Wird Sotheby’s mit der dritten Schmuckauktion von Estée Lauder, die am 9. Dezember in New York stattfindet, an frühere Erfolge anknüpfen können?Zwischen Dezember 2012 und Februar 2013 erreichte das Auktionshaus 6,7 Millionen Euro, auch dank eines sagenhaften 2 Millionen herzförmigen gelben Diamanten, den die Lauders von der Herzogin von Windsor kauften.

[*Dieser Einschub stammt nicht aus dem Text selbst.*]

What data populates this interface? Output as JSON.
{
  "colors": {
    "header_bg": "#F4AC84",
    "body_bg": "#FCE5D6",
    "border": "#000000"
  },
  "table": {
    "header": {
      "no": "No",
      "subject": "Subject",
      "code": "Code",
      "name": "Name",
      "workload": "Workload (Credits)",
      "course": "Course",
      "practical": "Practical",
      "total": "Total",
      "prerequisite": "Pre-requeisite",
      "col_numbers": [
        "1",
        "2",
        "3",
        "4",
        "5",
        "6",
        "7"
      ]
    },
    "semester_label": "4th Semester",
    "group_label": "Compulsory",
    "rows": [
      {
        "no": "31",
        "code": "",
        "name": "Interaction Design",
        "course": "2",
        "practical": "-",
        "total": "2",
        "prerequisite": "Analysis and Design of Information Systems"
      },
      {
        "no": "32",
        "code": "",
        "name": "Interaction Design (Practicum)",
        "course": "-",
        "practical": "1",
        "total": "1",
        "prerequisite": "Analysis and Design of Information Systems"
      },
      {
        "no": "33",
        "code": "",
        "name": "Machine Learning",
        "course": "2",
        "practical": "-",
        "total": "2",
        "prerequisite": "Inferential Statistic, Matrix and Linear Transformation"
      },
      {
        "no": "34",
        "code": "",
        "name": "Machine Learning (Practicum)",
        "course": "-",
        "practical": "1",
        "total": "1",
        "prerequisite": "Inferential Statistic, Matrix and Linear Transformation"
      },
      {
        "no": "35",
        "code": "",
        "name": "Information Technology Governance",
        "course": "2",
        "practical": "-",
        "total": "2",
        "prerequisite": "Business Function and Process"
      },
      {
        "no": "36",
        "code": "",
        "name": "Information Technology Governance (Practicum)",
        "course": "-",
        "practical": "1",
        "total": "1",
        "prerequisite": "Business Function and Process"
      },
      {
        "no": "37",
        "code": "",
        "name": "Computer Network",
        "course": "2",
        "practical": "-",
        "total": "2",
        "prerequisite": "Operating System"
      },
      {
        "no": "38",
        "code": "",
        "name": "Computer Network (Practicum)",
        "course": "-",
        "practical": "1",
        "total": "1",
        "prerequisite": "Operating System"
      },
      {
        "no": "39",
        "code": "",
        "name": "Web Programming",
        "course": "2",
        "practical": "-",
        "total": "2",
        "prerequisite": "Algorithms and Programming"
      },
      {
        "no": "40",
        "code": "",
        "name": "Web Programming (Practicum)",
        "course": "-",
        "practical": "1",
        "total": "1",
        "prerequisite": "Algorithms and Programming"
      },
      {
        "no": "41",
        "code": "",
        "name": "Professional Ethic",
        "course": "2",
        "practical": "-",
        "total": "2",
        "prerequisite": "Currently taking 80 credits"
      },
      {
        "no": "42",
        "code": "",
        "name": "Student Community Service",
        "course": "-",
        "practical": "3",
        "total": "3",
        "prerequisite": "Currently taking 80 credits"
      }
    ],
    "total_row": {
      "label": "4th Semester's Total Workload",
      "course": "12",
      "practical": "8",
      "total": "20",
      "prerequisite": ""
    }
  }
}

Natürlich sind es dieses Mal 44 Stücke und nicht 112 wie in der Vergangenheit, aber eines wird von vielen als eines der schönsten angesehen, die Cartier jemals entworfen hat. Es handelt sich um das Tutti-Frutti-Armband aus dem Jahr 1928. Im Los finden sich jedoch weitere prächtige Exemplare von Harry Winston, Van Cleef & Arpels, David Webb, Buccellati und dem New Yorker Juwelier Oscar Heyman & Brothers. Das berühmte Cartier-Armband, geschätzt zwischen 600.000 und 780.000 Euro, mit Rohrubinen und Smaragden, enthält normalerweise Saphire: Ihr Fehlen lässt darauf schließen, dass es eine Sonderanfertigung war. Dann gibt es noch die Van Cleef-Ohrringe mit zwei großen zentralen braunen Diamanten von 7 bis 8 Karat im Wert zwischen 80.000 und 120.000 Euro. Und wieder die gleiche Signatur für die Ohrringe aus Platin und Diamanten im Brillantschliff mit austauschbaren Anhängern aus Rubinen und Saphiren im Kaliberschliff. Die Schätzung? 160-230 Tausend Euro. Der Erlös aus dem Verkauf wird auf Geheiß seines Sohnes Leonard an die von Estée Lauder gegründete und geleitete Breast Cancer Research Foundation sowie an die Alzheimer’s Drug Discovery Foundation gespendet, zu der auch einige Juwelen gehörten, die seiner Frau Evelyn gehörten.
„Die Suche nach Schönheit ist eine Form des Respekts“, behauptete der Gründer des gleichnamigen Kosmetikimperiums. Der seit jeher nach Ästhetik in all ihren Formen strebt. Sogar im Schmuck.